Children's burial ground, An Baile Beag, Co. Kerry
Co. Kerry |
Burial Grounds
In the townland of An Baile Beag on the Dingle Peninsula, a low stony mound sits against an old field wall with little to distinguish it at a glance from the ordinary fabric of the Kerry landscape.
Yet this modest rise in the ground is a calluragh, a type of unconsecrated burial ground used in Ireland for centuries to inter unbaptised infants. Because Catholic doctrine long held that children who died before baptism could not enter consecrated ground, communities created their own quiet alternatives, often in liminal spots, old raths, or, as here, seemingly unremarkable rises in a field.
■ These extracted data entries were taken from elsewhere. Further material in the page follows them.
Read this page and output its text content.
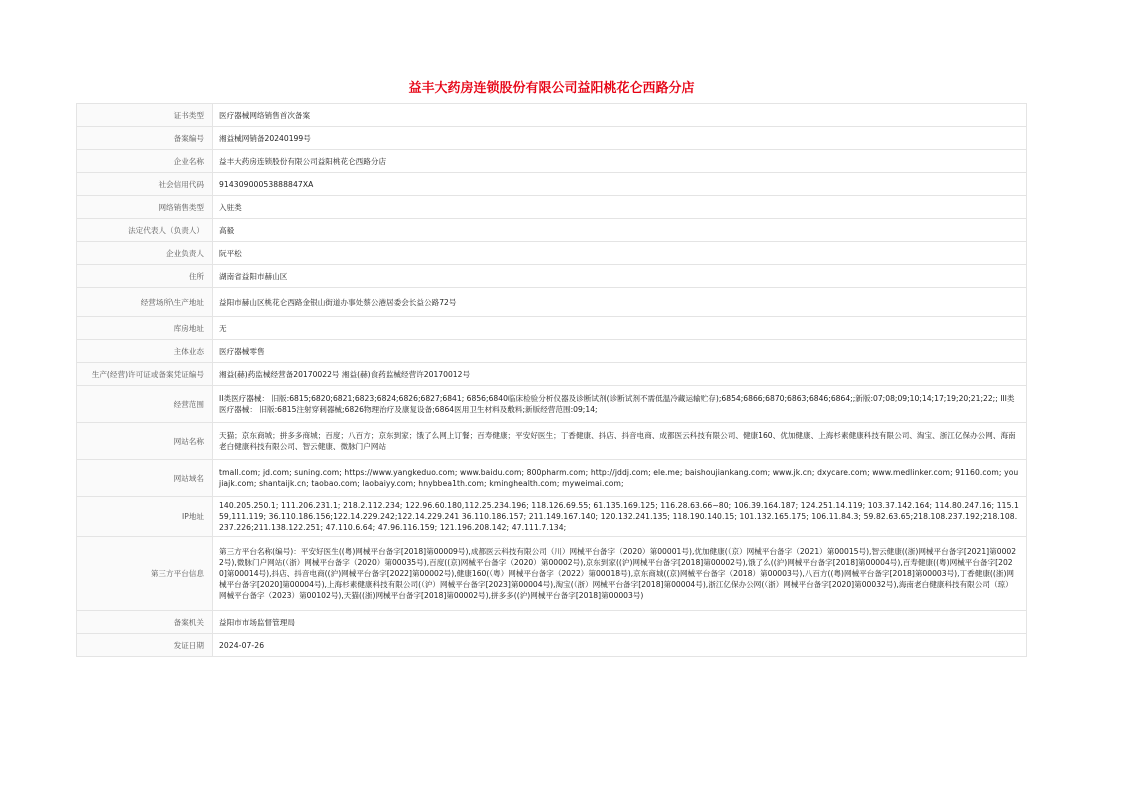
益丰大药房连锁股份有限公司益阳桃花仑西路分店
证书类型	医疗器械网络销售首次备案
备案编号	湘益械网销备20240199号
企业名称	益丰大药房连锁股份有限公司益阳桃花仑西路分店
社会信用代码	91430900053888847XA
网络销售类型	入驻类
法定代表人（负责人）	高毅
企业负责人	阮平松
住所	湖南省益阳市赫山区
经营场所\生产地址	益阳市赫山区桃花仑西路金银山街道办事处蔡公港居委会长益公路72号
库房地址	无
主体业态	医疗器械零售
生产(经营)许可证或备案凭证编号	湘益(赫)药监械经营备20170022号 湘益(赫)食药监械经营许20170012号
经营范围	II类医疗器械： 旧版:6815;6820;6821;6823;6824;6826;6827;6841; 6856;6840临床检验分析仪器及诊断试剂(诊断试剂不需低温冷藏运输贮存);6854;6866;6870;6863;6846;6864;;新版:07;08;09;10;14;17;19;20;21;22;; III类医疗器械： 旧版:6815注射穿刺器械;6826物理治疗及康复设备;6864医用卫生材料及敷料;新版经营范围:09;14;
网站名称	天猫；京东商城；拼多多商城；百度；八百方；京东到家；饿了么网上订餐；百寿健康；平安好医生；丁香健康、抖店、抖音电商、成都医云科技有限公司、健康160、优加健康、上海杉素健康科技有限公司、淘宝、浙江亿保办公网、海南老白健康科技有限公司、智云健康、微脉门户网站
网站域名	tmall.com; jd.com; suning.com; https://www.yangkeduo.com; www.baidu.com; 800pharm.com; http://jddj.com; ele.me; baishoujiankang.com; www.jk.cn; dxycare.com; www.medlinker.com; 91160.com; youjiajk.com; shantaijk.cn; taobao.com; laobaiyy.com; hnybbea1th.com; kminghealth.com; myweimai.com;
IP地址	140.205.250.1; 111.206.231.1; 218.2.112.234; 122.96.60.180,112.25.234.196; 118.126.69.55; 61.135.169.125; 116.28.63.66~80; 106.39.164.187; 124.251.14.119; 103.37.142.164; 114.80.247.16; 115.159,111.119; 36.110.186.156;122.14.229.242;122.14.229.241 36.110.186.157; 211.149.167.140; 120.132.241.135; 118.190.140.15; 101.132.165.175; 106.11.84.3; 59.82.63.65;218.108.237.192;218.108.237.226;211.138.122.251; 47.110.6.64; 47.96.116.159; 121.196.208.142; 47.111.7.134;
第三方平台信息	第三方平台名称(编号)：平安好医生((粤)网械平台备字[2018]第00009号),成都医云科技有限公司（川）网械平台备字（2020）第00001号),优加健康(（京）网械平台备字（2021）第00015号),智云健康((浙)网械平台备字[2021]第00022号),微脉门户网站(（浙）网械平台备字（2020）第00035号),百度((京)网械平台备字（2020）第00002号),京东到家((沪)网械平台备字[2018]第00002号),饿了么((沪)网械平台备字[2018]第00004号),百寿健康((粤)网械平台备字[2020]第00014号),抖店、抖音电商((沪)网械平台备字[2022]第00002号),健康160(（粤）网械平台备字（2022）第00018号),京东商城((京)网械平台备字（2018）第00003号),八百方((粤)网械平台备字[2018]第00003号),丁香健康((浙)网械平台备字[2020]第00004号),上海杉素健康科技有限公司(（沪）网械平台备字[2023]第00004号),淘宝(（浙）网械平台备字[2018]第00004号),浙江亿保办公网(（浙）网械平台备字[2020]第00032号),海南老白健康科技有限公司（琼）网械平台备字（2023）第00102号),天猫((浙)网械平台备字[2018]第00002号),拼多多((沪)网械平台备字[2018]第00003号)
备案机关	益阳市市场监督管理局
发证日期	2024-07-26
The site takes an irregular semi-circular form, abutting the southern side of an east-west field wall, and measures roughly 14.7 metres east to west and 11.6 metres north to south, rising to somewhere between half a metre and sixty centimetres in height. What makes it particularly curious is that it sits just fifty metres west of another site of the same type in the same townland, and the historical record is genuinely ambiguous about which of the two the older sources intended to describe. The Ordnance Survey Name Books for the Ventry area note only a single calluragh in this townland, leaving the relationship between the two unresolved. The site was identified on what is known as the Fair Plan, an early draft mapping stage, under the name calluragh, but that name never made it onto the published Ordnance Survey editions, so it passed effectively unnamed into the official cartographic record. J. Cuppage documented it in the 1986 Dingle Peninsula archaeological survey, which remains the primary source for the site.